Veri merkezinde kritik öneme sahip soğutma, izleme ve yönetim alanlarında yarının ihtiyaçlarını bugünün normallerine dönüştüren çözümler sunduklarını söyleyen Saraçoğlu, sözlerine şöyle devam etti: “Enerji verimliliğinin ve kesintisizliğin önem arz ettiği bu alanda güvenilirlikten ödün vermeden esnek ve hızlı modüler MULTIDENSITY ürünü ile kolay işletim imkânı tanıyan soğutma sistemleri geliştirdik. s-MEXT hassas kontrollü klima ürünlerinde, çevreye duyarlı, düşük küresel ısınma faktörü (GWP) değerine sahip soğutucu akışkan kullanımı ile sektörde ilk olmanın heyecanını yaşadık. Yine tesisin izlenmesinden, yönetilmesine kadar isteğe uygun çözümler ile yüksek katma değerli otomasyon sistemleri oluşturmaktayız.”
“Enerji verimli ve çevreci ürünlerimizle çalışmalarımıza artan ivmeyle devam edeceğiz”
Çevresel Sürdürülebilirlik Vizyonu 2050 ile çevrenin korunmasına yönelik faaliyetlerini yoğunlaştırdıklarını söyleyen Saraçoğlu, sözlerini şöyle tamamladı: “Enerji verimliliği konusundaki çalışmalarımızı her geçen yıl artırıyoruz. Sadece ürünlerin teknolojisi, güvenilirliği ve kalitesine değil, çevre duyarlılığı ve verimlilik konularına da büyük önem veriyoruz. Kurumsal ilkemiz ‘Daha İyisi İçin Değişim’ ve çevre ilkemiz ‘Eko Değişim’ felsefesiyle yol alarak tüm dünyada toplumların yaşam kalitesini artırmayı hedefliyoruz. Dünya genelinde özellikle sanayi alanında enerji kullanımının, üretim standartlarında bir düşüşe neden olmadan azaltılması gerekiyor. Ayrıca konutlar, ofisler ve kamuya açık tüm büyük projelerde de tüketilen enerjiden tasarruf edilmesi önem taşıyor.

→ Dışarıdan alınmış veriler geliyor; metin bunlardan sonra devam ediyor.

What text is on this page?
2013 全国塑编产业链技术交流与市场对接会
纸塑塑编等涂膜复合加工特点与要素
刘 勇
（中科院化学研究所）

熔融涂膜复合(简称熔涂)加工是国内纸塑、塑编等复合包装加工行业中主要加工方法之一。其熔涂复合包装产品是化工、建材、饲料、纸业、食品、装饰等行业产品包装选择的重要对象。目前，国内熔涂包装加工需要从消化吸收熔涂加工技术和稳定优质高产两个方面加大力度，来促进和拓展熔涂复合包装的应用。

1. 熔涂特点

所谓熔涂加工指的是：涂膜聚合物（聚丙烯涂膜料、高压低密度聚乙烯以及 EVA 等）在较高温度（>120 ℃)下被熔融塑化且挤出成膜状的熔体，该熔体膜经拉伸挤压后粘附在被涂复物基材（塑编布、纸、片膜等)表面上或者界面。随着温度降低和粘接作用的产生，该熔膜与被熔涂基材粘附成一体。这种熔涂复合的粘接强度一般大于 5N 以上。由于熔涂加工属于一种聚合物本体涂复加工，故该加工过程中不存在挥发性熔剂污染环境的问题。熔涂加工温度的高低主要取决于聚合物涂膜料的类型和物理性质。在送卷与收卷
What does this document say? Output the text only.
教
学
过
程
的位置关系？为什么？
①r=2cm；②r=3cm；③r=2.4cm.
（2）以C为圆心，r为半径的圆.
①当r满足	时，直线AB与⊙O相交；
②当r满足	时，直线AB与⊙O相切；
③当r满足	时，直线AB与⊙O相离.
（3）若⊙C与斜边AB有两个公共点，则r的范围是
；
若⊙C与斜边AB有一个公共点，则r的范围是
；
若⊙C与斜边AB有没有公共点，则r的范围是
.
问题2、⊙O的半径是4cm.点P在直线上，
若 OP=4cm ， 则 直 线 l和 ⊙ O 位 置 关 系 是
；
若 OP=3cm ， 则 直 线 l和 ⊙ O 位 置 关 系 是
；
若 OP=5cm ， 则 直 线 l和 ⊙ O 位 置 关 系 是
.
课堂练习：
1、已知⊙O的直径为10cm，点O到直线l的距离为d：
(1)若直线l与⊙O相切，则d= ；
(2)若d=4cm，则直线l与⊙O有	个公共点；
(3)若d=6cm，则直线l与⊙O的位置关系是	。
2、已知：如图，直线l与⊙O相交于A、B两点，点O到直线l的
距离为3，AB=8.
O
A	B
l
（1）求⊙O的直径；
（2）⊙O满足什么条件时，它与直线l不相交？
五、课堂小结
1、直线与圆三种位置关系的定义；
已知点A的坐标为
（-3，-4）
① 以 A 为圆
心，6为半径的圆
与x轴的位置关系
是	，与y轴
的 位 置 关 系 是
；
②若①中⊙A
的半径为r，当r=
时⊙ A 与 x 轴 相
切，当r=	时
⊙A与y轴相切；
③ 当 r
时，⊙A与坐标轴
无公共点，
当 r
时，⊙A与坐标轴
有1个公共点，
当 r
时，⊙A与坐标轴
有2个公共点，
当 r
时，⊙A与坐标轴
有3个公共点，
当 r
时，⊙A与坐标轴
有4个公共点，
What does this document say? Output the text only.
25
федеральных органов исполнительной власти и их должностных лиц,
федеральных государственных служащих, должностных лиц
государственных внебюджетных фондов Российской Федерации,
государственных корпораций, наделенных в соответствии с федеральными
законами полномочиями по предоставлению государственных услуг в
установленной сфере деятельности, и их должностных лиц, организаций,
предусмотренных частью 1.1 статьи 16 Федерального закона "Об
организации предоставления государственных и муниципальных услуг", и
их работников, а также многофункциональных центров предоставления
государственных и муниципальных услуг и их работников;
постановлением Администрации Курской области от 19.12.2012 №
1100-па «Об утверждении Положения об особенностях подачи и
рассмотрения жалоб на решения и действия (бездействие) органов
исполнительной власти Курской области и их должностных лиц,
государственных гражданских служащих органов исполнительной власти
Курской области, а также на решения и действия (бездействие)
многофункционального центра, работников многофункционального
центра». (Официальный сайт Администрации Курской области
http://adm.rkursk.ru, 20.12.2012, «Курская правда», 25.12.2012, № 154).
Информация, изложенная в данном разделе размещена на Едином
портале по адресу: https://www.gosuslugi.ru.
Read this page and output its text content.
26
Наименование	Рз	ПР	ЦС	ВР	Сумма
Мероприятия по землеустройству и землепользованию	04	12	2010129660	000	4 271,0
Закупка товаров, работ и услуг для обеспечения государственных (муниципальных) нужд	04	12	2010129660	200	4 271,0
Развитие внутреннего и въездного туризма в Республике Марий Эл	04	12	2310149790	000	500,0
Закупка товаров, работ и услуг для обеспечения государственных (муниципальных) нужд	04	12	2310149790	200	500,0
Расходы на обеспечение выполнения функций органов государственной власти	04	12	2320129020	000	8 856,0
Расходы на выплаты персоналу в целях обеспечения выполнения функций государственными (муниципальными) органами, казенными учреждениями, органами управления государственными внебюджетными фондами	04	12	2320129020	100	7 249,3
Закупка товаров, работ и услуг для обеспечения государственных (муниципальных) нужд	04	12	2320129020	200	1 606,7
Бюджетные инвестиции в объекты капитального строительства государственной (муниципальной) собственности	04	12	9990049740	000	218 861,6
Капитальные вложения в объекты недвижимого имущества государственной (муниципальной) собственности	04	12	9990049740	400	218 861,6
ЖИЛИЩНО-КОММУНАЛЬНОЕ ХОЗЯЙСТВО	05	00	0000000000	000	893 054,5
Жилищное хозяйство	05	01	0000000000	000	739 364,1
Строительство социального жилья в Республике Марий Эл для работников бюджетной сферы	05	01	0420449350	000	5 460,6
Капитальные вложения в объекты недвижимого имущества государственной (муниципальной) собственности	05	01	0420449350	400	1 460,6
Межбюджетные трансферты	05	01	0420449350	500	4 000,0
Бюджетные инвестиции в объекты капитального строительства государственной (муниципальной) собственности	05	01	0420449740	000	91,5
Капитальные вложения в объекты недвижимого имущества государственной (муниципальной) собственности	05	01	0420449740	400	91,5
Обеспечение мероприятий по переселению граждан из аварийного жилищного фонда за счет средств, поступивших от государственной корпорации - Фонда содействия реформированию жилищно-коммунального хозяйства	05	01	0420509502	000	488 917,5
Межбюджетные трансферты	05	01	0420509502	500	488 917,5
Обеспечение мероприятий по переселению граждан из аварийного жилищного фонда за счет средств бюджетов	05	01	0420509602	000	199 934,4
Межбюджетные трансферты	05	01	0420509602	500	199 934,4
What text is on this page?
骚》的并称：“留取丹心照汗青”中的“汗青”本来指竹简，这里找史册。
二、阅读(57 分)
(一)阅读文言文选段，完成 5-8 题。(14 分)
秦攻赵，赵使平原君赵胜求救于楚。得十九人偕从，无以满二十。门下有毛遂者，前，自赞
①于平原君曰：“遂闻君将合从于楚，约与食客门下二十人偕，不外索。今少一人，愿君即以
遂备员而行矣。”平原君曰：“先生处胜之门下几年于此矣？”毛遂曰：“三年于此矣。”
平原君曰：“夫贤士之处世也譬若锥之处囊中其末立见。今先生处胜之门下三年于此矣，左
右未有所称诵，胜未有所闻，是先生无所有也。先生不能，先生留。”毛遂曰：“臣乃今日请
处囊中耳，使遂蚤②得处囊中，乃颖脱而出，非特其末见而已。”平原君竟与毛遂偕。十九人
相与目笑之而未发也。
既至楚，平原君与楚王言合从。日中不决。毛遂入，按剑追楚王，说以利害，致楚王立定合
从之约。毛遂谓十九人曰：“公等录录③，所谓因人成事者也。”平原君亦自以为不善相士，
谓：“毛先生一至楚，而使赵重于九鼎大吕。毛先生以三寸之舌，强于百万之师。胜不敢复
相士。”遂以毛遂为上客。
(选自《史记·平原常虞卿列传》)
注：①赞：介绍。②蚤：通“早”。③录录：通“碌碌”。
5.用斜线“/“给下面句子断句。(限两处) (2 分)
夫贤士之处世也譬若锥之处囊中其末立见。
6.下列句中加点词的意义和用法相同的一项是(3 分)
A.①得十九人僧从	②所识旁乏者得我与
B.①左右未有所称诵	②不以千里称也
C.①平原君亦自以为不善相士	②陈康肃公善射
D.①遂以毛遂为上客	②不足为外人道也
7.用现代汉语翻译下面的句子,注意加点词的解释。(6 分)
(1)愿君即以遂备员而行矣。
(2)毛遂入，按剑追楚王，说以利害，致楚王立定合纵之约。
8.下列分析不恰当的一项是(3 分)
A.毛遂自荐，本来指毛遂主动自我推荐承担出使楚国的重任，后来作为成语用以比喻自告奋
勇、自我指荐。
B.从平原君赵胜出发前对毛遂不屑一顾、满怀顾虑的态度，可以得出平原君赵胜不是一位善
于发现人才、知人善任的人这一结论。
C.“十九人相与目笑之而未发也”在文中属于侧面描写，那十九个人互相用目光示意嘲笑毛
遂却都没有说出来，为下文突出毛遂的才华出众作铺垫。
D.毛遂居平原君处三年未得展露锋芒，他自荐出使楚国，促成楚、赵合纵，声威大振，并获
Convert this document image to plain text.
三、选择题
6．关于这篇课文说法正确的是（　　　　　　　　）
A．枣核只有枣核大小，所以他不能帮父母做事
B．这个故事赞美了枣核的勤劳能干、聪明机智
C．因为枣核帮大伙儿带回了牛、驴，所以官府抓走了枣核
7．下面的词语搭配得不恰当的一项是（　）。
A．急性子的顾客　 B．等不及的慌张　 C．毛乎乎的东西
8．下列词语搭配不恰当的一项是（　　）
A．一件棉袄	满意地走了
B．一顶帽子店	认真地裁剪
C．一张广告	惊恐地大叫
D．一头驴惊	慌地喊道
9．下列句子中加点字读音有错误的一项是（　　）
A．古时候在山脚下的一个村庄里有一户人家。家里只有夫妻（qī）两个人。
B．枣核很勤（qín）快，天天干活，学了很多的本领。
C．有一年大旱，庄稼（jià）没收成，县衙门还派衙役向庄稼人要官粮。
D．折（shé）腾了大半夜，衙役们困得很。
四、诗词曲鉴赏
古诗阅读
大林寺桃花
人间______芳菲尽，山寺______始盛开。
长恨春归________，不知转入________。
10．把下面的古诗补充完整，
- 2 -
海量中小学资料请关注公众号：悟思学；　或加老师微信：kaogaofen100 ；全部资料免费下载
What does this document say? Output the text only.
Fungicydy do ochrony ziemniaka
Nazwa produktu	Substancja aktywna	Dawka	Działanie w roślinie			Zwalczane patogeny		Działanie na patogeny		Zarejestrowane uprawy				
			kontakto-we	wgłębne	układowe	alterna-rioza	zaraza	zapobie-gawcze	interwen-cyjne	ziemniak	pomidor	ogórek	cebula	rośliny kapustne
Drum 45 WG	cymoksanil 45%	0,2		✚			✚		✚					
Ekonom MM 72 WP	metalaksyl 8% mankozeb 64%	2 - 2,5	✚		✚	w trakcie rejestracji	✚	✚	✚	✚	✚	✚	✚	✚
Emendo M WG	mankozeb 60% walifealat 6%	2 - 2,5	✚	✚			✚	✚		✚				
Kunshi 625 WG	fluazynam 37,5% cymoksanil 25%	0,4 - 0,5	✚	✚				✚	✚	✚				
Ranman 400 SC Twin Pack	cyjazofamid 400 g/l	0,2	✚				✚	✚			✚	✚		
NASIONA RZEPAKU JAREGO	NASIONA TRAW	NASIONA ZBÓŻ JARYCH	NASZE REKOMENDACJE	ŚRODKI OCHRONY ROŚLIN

Bu doğrultuda biz de çevreyi ve doğal kaynakları korumaya yardımcı olacak teknoloji ve sistemler geliştirmeyi sürdüreceğiz.
Mitsubishi Electric; jeopolitik konumu, genç nüfusu ve büyüme potansiyeliyle avantajlı konumda olan Türkiye’de önümüzdeki yıllarda faaliyetlerini yoğunlaştıracak. Küresel rekabet sürecinde, ülkemizin dünyadaki gelişmelere hızla uyum sağlayabilmesi büyük önem taşıyor. Türkiye’nin belirlediği yüksek ekonomik hedeflerine ulaşması için; sahip olduğumuz ileri teknoloji ve know-how ile elimizden gelen tüm katkıyı sağlamayı hedefliyoruz. Üstün teknolojiye sahip, enerji verimli, çevreci, yenilikçi ürün ve fark yaratan çözümlerimiz ile evlerinden uzaya kadar Türk halkının yanındayız.”